Une présentation assez intéressante dans Dynamic Repartionning (par Zlotàn Zvara, Ericsson) propose une élégante gestion de la distribution du partionnement de données « skewées » (à distribution asymétrique) et cela dynamiquement, à la volée, scalable et agnostique à la distribution, le tout avec un overhead minime.

A voir aussi, le monitoring et le tuning étant de plus en plus critiques et complexes sous Spark, mais déshérités devant la pauvreté de l’UI Spark, Simon Whitear a présenté le projet sparklint qui augmente cette UI, a priori sans fork, avec de l’analyse événementielle de logs, des vues live des process batch et streaming, ou encore des stats et graphes d’utilisation de Core, de localité de tâches.

En parlant de tuning, la présentation Apache Spark at Scale… de Sital Kedia de Facebook vaut vraiment le détour tant elle est pleine de retours d’expérience et de tips bien sentis.

Côté data scientist

Même si les TensorFrames étaient le sujet du moment, nous avons aussi eu l’opportunité d’assister à des talks mettant en avant d’autres approches:

L’approche de stockage des modèles de Machine Learning (déjà entraînés) est une problématique de plus en plus récurrente chez les utilisateurs de Spark. Databricks a abordé le sujet en expliquant comment créer un Sink des modèles utilisant l’écosystème Spark (Spark ML, Structured Streaming API, etc.) et nous rappelle la complexité de cette approche qui a déjà été attaquée par IBM et qui manque de cadres et d’exemples dans la communauté open-source.

Avec Spakling Water, Michal Molohlava propose une intégration de H2O dans l’écosystème Spark. Elle permet d’avoir un contexte H2O adossé au contexte Spark dans le même exécuteur, permettant de s’intégrer dans des pipelines Spark ML et d’être opérationnel pour du Machine Learning en streaming, le tout en supportant Zeppelin notebook. A l’avenir, il est même promis d’interfacer directement le cluster Spark à un cluster H2O.

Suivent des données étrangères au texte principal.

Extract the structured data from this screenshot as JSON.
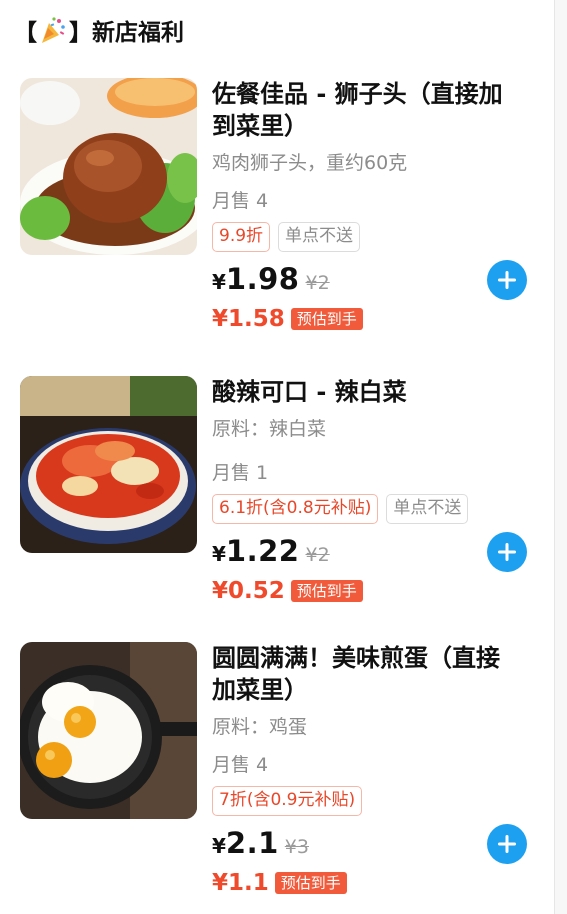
{
  "header": {
    "bracket_open": "【",
    "bracket_close": "】",
    "icon": "party-popper-icon",
    "title": "新店福利"
  },
  "items": [
    {
      "image": "meatball-dish-photo",
      "title_line1": "佐餐佳品 - 狮子头（直接加",
      "title_line2": "到菜里）",
      "desc": "鸡肉狮子头，重约60克",
      "sales": "月售 4",
      "tags": [
        "9.9折",
        "单点不送"
      ],
      "yen": "¥",
      "price": "1.98",
      "orig_price": "¥2",
      "final_price": "¥1.58",
      "est_label": "预估到手"
    },
    {
      "image": "kimchi-bowl-photo",
      "title_line1": "酸辣可口 - 辣白菜",
      "title_line2": "",
      "desc": "原料：辣白菜",
      "sales": "月售 1",
      "tags": [
        "6.1折(含0.8元补贴)",
        "单点不送"
      ],
      "yen": "¥",
      "price": "1.22",
      "orig_price": "¥2",
      "final_price": "¥0.52",
      "est_label": "预估到手"
    },
    {
      "image": "fried-egg-pan-photo",
      "title_line1": "圆圆满满！美味煎蛋（直接",
      "title_line2": "加菜里）",
      "desc": "原料：鸡蛋",
      "sales": "月售 4",
      "tags": [
        "7折(含0.9元补贴)"
      ],
      "yen": "¥",
      "price": "2.1",
      "orig_price": "¥3",
      "final_price": "¥1.1",
      "est_label": "预估到手"
    }
  ],
  "colors": {
    "accent_red": "#ef4a2b",
    "badge_bg": "#f15a3a",
    "add_button": "#1ea0f0",
    "muted_text": "#8c8c8c"
  }
}
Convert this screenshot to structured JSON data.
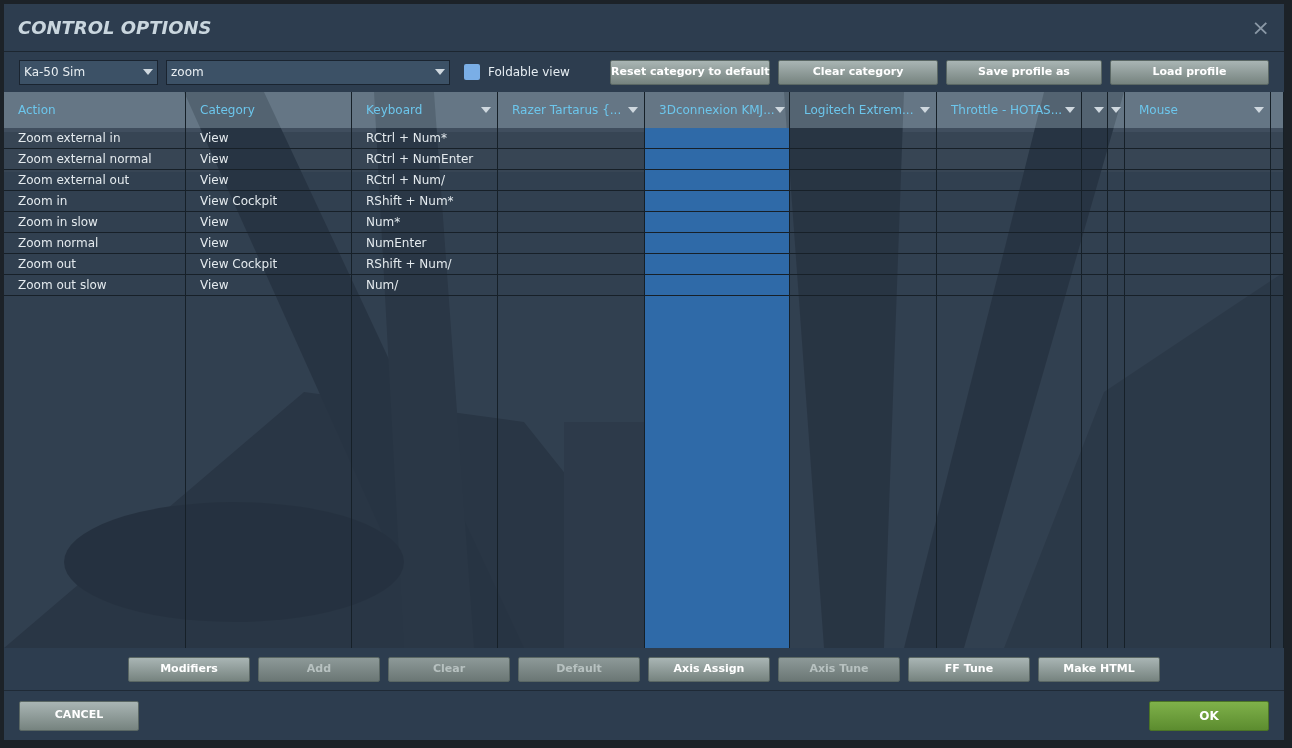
{
  "window": {
    "title": "CONTROL OPTIONS",
    "close": "×"
  },
  "toolbar": {
    "aircraft": {
      "value": "Ka-50 Sim"
    },
    "category_filter": {
      "value": "zoom"
    },
    "foldable_view": {
      "label": "Foldable view",
      "checked": false
    },
    "buttons": [
      {
        "label": "Reset category to default",
        "disabled": false
      },
      {
        "label": "Clear category",
        "disabled": false
      },
      {
        "label": "Save profile as",
        "disabled": false
      },
      {
        "label": "Load profile",
        "disabled": false
      }
    ]
  },
  "table": {
    "columns": [
      {
        "label": "Action",
        "dropdown": false,
        "selected": false
      },
      {
        "label": "Category",
        "dropdown": false,
        "selected": false
      },
      {
        "label": "Keyboard",
        "dropdown": true,
        "selected": false
      },
      {
        "label": "Razer Tartarus {...",
        "dropdown": true,
        "selected": false
      },
      {
        "label": "3Dconnexion KMJ...",
        "dropdown": true,
        "selected": true
      },
      {
        "label": "Logitech Extrem...",
        "dropdown": true,
        "selected": false
      },
      {
        "label": "Throttle - HOTAS...",
        "dropdown": true,
        "selected": false
      },
      {
        "dropdown": true,
        "selected": false
      },
      {
        "dropdown": true,
        "selected": false
      },
      {
        "label": "Mouse",
        "dropdown": true,
        "selected": false
      },
      {
        "dropdown": false,
        "selected": false
      }
    ],
    "rows": [
      [
        "Zoom external in",
        "View",
        "RCtrl + Num*"
      ],
      [
        "Zoom external normal",
        "View",
        "RCtrl + NumEnter"
      ],
      [
        "Zoom external out",
        "View",
        "RCtrl + Num/"
      ],
      [
        "Zoom in",
        "View Cockpit",
        "RShift + Num*"
      ],
      [
        "Zoom in slow",
        "View",
        "Num*"
      ],
      [
        "Zoom normal",
        "View",
        "NumEnter"
      ],
      [
        "Zoom out",
        "View Cockpit",
        "RShift + Num/"
      ],
      [
        "Zoom out slow",
        "View",
        "Num/"
      ]
    ]
  },
  "actions": [
    {
      "label": "Modifiers",
      "disabled": false
    },
    {
      "label": "Add",
      "disabled": true
    },
    {
      "label": "Clear",
      "disabled": true
    },
    {
      "label": "Default",
      "disabled": true
    },
    {
      "label": "Axis Assign",
      "disabled": false
    },
    {
      "label": "Axis Tune",
      "disabled": true
    },
    {
      "label": "FF Tune",
      "disabled": false
    },
    {
      "label": "Make HTML",
      "disabled": false
    }
  ],
  "footer": {
    "cancel": "CANCEL",
    "ok": "OK"
  }
}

Enfin, la question d’interopérabilité des systèmes a été abordée : Databricks a pour ambition de faire évoluer Spark pour sauvegarder ses modèles dans des schémas standard qu’on peut partager avec d’autres outils (PMML, PFA). Mais aujourd’hui le format par défaut est propre à Spark et beaucoup de travail reste à réaliser, bien que les équipes de Databricks et la communauté avancent (il y a déjà certains modèles exportables).

En conclusion

On peut dire que le Spark Summit était une conférence dense, mais complète et équilibrée : les améliorations apportées par Databricks sur Spark ont été détaillées et des pointeurs intéressants et pertinents ont été donnés quant à l’utilisation optimale de Spark pour profiter au mieux de ces innovations.

C’était aussi une invitation à rejoindre la communauté Spark et à participer à son développement et celle de son écosystème. Avec une moyenne de 5 pull requests acceptées par jour, Spark est un des projets Big Data open source les plus actifs et il encourage l’interopérabilité entre différentes technologies.